研究課題
高内皮細静脈(HEV)はリンパ球のリンパ節へのホーミングを支配する特異な小静脈である。またHEVは末梢組織から自然免疫情報の投射を受け、樹状細胞などのリンパ節への動員をダイナミックに制御して自然免疫と獲得免疫を機能的に連結する役割をもつ。リンパ球のHEVからの血管外遊走は免疫系の恒常性維持に必須のステップであるが、その分子機構については不明な点が多い。私たちはリンパ球がHEV基底膜を通過する血管外遊走が生理活性脂質LPAとLPA産生の鍵酵素である autotaxin (ATX) によって、すくなくともその一部が制御されていることを見いだした。ATXはHEVに選択的に発現しており、これと一致してLPAはHEVに選択的に検出された。また生体内でATXを阻害するとリンパ球のHEVを経由する血管外遊走が抑制され、血管内皮細胞の下層にリンパ球の蓄積が認められた。さらに、高内皮細胞とリンパ球を用いたtransmigration assay で、ATXを阻害すると高内皮細胞の下層に潜り込んだリンパ球の遊出が阻害された。これらの結果は、HEVに発現するATXがHEV局所でLPAを産生し、LPAがリンパ球とHEVの動的な相互作用を制御し、リンパ球のHEVからの血管外遊走を促進することが示された。

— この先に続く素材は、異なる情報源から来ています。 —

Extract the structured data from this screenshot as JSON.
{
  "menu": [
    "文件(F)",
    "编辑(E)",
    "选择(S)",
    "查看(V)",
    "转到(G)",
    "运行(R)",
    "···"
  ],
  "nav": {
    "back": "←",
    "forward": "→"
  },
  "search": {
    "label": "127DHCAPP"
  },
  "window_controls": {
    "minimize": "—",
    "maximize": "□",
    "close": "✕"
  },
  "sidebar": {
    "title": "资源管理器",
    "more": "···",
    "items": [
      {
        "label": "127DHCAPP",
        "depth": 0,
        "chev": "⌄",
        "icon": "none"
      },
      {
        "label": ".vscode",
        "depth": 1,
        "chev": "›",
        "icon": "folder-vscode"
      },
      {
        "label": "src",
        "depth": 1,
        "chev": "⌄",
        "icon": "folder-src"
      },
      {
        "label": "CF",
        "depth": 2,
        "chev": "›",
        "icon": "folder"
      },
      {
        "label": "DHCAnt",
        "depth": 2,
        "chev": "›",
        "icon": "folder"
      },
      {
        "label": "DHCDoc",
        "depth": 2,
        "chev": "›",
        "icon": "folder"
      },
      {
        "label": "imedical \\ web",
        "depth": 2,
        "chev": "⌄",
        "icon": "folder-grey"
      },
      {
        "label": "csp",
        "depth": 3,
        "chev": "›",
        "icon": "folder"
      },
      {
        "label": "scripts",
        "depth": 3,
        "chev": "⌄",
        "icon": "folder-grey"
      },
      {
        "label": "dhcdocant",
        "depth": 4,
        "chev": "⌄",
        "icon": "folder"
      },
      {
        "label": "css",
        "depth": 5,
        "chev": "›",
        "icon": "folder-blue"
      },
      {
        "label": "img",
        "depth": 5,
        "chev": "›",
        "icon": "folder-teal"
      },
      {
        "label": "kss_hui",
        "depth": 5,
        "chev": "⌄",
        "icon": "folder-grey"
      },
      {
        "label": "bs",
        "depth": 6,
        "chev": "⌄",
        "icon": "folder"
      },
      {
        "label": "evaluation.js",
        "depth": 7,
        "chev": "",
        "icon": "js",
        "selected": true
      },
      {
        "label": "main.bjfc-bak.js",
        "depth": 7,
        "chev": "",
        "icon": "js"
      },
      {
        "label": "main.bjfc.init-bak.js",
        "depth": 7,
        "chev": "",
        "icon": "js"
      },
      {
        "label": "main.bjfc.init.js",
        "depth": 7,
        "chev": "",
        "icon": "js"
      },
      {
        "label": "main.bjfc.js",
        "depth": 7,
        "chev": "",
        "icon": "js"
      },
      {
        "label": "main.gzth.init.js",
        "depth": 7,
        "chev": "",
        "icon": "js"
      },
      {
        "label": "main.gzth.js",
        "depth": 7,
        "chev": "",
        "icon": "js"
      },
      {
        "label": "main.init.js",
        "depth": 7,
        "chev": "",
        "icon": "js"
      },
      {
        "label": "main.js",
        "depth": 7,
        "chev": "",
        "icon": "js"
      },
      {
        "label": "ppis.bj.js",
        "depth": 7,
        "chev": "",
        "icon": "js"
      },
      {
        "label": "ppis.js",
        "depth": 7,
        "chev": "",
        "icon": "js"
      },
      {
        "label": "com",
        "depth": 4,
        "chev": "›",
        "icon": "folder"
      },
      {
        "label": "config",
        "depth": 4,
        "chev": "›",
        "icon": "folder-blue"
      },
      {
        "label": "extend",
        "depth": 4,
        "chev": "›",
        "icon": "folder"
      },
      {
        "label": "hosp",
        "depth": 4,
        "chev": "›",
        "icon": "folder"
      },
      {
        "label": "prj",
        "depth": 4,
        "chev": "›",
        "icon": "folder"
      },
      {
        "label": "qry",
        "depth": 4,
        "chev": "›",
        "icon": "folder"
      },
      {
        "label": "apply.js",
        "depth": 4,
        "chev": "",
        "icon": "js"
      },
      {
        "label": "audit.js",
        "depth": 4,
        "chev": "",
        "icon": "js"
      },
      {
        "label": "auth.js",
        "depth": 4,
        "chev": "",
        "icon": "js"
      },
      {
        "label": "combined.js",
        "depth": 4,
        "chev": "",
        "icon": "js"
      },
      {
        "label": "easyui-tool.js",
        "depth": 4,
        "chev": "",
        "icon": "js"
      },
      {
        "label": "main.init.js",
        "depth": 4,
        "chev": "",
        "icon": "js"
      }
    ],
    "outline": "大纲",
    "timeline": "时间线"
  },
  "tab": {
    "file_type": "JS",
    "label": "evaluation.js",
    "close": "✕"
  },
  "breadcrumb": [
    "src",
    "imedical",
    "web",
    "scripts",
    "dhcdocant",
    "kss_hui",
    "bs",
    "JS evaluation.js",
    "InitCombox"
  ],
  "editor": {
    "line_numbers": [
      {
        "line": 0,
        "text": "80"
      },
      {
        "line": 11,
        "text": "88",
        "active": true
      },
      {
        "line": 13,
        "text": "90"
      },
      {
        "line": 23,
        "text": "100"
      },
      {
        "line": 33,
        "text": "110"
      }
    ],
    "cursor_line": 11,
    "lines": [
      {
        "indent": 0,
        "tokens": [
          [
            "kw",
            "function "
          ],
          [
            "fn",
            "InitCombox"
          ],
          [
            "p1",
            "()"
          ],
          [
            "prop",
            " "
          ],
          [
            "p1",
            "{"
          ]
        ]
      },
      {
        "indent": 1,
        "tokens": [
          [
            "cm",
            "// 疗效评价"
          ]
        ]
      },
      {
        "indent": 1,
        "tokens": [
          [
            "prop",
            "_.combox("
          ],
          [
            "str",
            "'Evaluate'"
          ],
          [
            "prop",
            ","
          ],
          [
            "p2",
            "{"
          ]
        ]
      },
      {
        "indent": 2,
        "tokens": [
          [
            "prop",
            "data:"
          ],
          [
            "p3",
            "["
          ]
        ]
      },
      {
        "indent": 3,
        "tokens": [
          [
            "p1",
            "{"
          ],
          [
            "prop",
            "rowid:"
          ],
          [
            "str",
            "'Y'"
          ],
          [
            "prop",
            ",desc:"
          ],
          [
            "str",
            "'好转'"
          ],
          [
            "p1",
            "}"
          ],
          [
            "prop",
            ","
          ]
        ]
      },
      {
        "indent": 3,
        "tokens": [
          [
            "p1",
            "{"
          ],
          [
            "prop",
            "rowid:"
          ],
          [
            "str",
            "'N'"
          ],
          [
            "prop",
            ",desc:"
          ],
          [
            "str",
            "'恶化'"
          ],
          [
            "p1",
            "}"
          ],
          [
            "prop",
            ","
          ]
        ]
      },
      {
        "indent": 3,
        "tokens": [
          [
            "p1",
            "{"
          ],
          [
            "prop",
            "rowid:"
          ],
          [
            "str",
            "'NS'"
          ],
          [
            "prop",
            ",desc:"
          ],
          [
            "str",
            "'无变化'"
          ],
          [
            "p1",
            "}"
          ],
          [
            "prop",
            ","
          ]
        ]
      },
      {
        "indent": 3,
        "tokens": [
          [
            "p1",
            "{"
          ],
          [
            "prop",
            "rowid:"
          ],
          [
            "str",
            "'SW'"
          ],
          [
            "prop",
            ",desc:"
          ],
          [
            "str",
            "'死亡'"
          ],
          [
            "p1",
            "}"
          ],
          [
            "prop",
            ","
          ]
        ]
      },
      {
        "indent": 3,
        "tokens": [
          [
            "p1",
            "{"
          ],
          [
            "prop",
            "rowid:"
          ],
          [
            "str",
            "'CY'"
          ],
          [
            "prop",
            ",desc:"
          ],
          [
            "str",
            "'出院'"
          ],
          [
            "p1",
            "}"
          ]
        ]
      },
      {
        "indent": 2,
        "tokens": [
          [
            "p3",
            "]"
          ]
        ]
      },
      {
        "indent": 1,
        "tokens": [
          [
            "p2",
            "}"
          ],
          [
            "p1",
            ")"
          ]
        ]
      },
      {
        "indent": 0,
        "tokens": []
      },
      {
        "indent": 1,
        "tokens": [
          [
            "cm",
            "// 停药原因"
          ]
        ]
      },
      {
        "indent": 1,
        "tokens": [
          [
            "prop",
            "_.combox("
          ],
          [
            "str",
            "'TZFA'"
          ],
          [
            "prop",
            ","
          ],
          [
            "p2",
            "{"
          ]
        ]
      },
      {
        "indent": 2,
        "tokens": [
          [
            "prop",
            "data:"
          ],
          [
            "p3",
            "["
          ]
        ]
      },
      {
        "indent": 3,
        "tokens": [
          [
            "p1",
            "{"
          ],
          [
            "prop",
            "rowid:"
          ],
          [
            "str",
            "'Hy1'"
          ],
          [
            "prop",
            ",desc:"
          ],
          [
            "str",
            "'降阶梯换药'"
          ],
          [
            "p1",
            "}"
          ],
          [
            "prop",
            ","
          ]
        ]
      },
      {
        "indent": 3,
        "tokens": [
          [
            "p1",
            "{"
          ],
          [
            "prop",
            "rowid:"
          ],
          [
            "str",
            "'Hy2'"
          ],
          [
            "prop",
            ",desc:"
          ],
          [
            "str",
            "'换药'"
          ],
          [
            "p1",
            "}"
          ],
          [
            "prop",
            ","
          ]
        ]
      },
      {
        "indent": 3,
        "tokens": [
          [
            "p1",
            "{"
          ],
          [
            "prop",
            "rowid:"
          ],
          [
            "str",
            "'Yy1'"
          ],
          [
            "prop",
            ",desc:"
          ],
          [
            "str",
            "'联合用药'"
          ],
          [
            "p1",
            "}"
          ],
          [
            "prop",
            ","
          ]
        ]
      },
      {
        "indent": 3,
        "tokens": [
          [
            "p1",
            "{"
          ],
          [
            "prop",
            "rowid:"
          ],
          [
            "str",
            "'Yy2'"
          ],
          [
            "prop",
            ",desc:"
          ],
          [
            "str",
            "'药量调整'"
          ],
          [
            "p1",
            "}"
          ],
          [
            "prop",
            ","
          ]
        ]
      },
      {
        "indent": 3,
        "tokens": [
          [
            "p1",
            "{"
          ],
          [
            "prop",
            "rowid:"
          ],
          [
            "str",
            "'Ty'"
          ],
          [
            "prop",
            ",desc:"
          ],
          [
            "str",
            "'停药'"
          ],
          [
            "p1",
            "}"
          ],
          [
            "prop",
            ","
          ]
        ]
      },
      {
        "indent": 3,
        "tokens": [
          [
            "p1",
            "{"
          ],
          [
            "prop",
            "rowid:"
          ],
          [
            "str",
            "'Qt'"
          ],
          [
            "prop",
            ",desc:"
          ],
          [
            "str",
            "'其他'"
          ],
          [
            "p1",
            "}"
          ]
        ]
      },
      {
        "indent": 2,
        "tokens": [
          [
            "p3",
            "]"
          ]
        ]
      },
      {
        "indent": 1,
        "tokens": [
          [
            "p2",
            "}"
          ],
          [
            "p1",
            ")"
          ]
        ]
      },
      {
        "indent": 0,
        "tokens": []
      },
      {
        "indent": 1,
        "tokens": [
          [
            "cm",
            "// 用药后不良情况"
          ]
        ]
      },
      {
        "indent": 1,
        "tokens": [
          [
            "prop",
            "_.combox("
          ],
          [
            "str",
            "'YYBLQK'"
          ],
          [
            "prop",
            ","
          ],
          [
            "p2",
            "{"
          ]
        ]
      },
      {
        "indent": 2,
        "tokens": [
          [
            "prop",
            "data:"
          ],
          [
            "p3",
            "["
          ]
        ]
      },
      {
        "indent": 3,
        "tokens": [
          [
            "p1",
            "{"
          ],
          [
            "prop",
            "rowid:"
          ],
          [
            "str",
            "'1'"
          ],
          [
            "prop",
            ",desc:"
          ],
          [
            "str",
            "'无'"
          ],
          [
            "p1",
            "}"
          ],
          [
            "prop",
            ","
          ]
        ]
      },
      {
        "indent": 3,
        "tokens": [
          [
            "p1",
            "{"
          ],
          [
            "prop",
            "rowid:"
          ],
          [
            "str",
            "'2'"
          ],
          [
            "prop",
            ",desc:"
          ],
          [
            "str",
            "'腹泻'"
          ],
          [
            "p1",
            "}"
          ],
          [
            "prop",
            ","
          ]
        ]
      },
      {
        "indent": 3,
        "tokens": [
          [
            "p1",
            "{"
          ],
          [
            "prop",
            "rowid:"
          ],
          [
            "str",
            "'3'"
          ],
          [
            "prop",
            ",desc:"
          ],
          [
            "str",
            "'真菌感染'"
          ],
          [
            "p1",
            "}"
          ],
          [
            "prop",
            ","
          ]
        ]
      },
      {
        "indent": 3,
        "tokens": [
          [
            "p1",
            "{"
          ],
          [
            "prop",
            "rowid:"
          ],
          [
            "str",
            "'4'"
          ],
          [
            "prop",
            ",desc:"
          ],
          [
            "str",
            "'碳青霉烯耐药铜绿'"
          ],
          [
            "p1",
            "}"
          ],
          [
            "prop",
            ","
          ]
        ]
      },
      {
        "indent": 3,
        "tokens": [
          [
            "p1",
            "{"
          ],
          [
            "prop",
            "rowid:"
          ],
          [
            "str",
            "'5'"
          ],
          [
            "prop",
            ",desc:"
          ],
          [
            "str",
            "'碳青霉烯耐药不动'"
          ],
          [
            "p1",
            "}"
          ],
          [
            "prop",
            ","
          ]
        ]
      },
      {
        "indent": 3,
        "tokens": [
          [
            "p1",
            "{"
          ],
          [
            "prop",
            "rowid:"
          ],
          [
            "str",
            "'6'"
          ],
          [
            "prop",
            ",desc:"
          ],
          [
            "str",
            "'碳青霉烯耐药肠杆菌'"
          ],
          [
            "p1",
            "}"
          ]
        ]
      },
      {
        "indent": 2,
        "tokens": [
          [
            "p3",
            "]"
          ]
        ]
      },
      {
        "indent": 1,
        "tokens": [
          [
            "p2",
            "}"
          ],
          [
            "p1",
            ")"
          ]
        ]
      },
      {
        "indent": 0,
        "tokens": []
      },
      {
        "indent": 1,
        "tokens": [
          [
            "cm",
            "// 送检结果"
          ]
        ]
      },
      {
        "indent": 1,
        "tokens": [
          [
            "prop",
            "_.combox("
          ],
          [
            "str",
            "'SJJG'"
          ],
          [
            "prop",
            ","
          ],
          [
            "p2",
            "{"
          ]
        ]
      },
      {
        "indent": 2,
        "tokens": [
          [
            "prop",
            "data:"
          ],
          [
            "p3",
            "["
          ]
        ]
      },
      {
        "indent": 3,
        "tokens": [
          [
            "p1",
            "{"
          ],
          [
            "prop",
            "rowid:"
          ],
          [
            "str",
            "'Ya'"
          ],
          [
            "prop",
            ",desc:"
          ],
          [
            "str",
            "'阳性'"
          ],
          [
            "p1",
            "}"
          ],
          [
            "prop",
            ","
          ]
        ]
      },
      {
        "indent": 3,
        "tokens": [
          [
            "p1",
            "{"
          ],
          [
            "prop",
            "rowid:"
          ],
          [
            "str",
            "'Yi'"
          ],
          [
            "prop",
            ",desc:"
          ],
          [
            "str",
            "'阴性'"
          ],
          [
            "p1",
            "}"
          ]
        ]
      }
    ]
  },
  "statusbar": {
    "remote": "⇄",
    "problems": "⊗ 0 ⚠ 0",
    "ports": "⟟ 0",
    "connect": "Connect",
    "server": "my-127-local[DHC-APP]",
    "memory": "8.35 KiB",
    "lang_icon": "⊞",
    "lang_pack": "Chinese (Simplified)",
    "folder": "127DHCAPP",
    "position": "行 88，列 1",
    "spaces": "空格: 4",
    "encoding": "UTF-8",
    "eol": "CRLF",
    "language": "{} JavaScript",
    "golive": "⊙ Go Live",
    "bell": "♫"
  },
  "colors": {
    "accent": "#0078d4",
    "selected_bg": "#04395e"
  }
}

また感染制御に重要な役割を果たすplasmacytoid dendritic cells (pDCs) の二次リンパ組織への動員機構を遺伝子欠損マウスを用いて解析した結果、pDCの脾臓 white pulpへの動員にCCR7とCXCR4の両者が重要な役割を果たすことが示された。二次リンパ組織のストロマ細胞にCCL21とCXCL12の共局在が検出されることから、pDCの二次リンパ組織への動員や組織内遊走にCCR7とCXCR4を介するシグナルの両者が重要な役割を有すると考えられた。
24年度が最終年度であるため、記入しない。